On 27.03.2012 17:29, Markus Schaber wrote:
> Hello, Branko,
>
>> Von: Branko Čibej [mailto:brane_at_xbc.nu] Im Auftrag von Branko Cibej
>>>> As others have pointed out, the only cases where compression and
>>>> packing may cause trouble is working copies with a lot of binary,
>>>> compressed files (.jars, various image formats, etc.) That's a
>>>> problem that needs solving regardless of the compression algorithm or
>>>> pack format.
>>> This can be handled with a not-compressed flag and storing the data as-
>>> is.
>> You're jumping a couple steps here, the first two obviously being, a),
>> identify which file formats should not be compressed, and b) figure out
>> how to detect such files reasonably reliably.

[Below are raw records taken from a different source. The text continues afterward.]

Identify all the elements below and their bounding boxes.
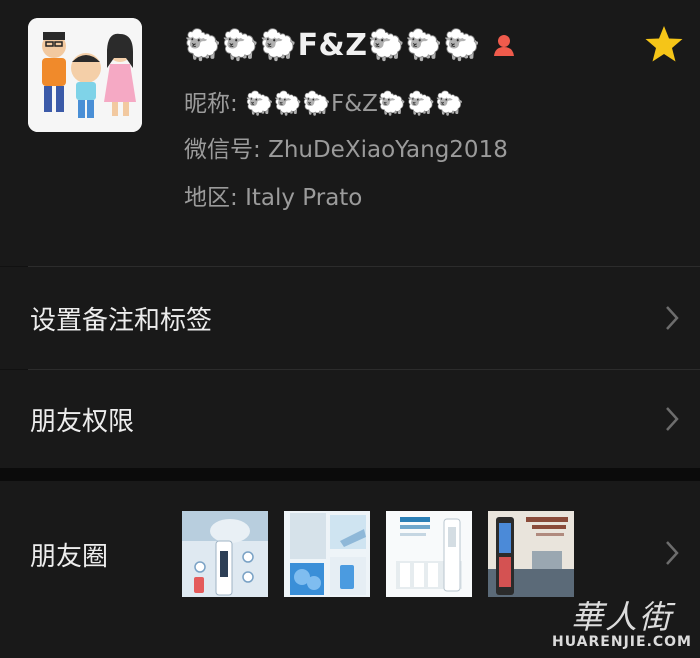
region-line: 地区: Italy Prato xyxy=(184,178,362,212)
watermark-logo: 華人街 HUARENJIE.COM xyxy=(552,592,692,650)
moments-thumb-1 xyxy=(182,511,268,597)
watermark-en: HUARENJIE.COM xyxy=(552,634,692,650)
moments-thumb-2 xyxy=(284,511,370,597)
set-remark-and-tags-row[interactable]: 设置备注和标签 xyxy=(0,267,700,369)
name-core: F&Z xyxy=(297,27,368,63)
nickname-label: 昵称: xyxy=(184,91,238,117)
profile-header: 🐑🐑🐑F&Z🐑🐑🐑 昵称: 🐑🐑🐑F&Z🐑🐑🐑 微信号: ZhuDeXiaoYa… xyxy=(0,0,700,266)
chevron-right-icon xyxy=(664,539,680,567)
name-suffix: 🐑🐑🐑 xyxy=(367,27,482,63)
profile-name: 🐑🐑🐑F&Z🐑🐑🐑 xyxy=(184,28,481,63)
friend-permissions-label: 朋友权限 xyxy=(30,406,135,437)
moments-thumb-4 xyxy=(488,511,574,597)
region-label: 地区: xyxy=(184,185,238,211)
moments-label: 朋友圈 xyxy=(30,542,109,572)
moments-thumb-3 xyxy=(386,511,472,597)
wechat-id-label: 微信号: xyxy=(184,137,261,163)
star-icon[interactable] xyxy=(644,24,684,64)
female-user-icon xyxy=(491,32,517,58)
watermark-cn: 華人街 xyxy=(571,598,674,636)
set-remark-label: 设置备注和标签 xyxy=(30,305,213,336)
chevron-right-icon xyxy=(664,405,680,433)
profile-name-row: 🐑🐑🐑F&Z🐑🐑🐑 xyxy=(184,20,517,70)
wechat-id-value: ZhuDeXiaoYang2018 xyxy=(268,137,508,163)
section-separator xyxy=(0,468,700,481)
avatar[interactable] xyxy=(28,18,142,132)
cartoon-family-avatar-icon xyxy=(28,18,142,132)
nickname-value: 🐑🐑🐑F&Z🐑🐑🐑 xyxy=(245,91,464,117)
wechat-id-line: 微信号: ZhuDeXiaoYang2018 xyxy=(184,130,508,164)
region-value: Italy Prato xyxy=(245,185,363,211)
moments-thumbnails xyxy=(182,511,574,597)
friend-permissions-row[interactable]: 朋友权限 xyxy=(0,370,700,468)
name-prefix: 🐑🐑🐑 xyxy=(184,27,298,63)
nickname-line: 昵称: 🐑🐑🐑F&Z🐑🐑🐑 xyxy=(184,84,464,118)
chevron-right-icon xyxy=(664,304,680,332)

> That's an easy one: When the compressed file (including gzip-headers etc.) is not smaller than the original file, store it uncompressed. This can be enhanced with some percentage or watermark value (e. G. we need at least a reduction of 42 bytes or 2%).
If you're willing to waste the compression time, yes. We do this on the
server side to find out if it's better to store a given version of a
file as a delta to a previous version, or as a fulltext. I was never too
happy about the price of backing out from a wrong assumption, however.
There are much better ways, e.g., using file(1) or mime.magic (IIRC we
already have code for the latter), methods that actually look at the
file contents. Most compressed file formats will have a well-known
header, or some other discriminating mark (not file name/extension, I
might add) that's fairly cheap to check, and is good enough to be at
least an initial rough filter.
(N.B., this kind of check could, at some later day, be used on the
server to optimize contents storage, too.)
-- Brane
Received on 2012-03-27 21:29:36 CEST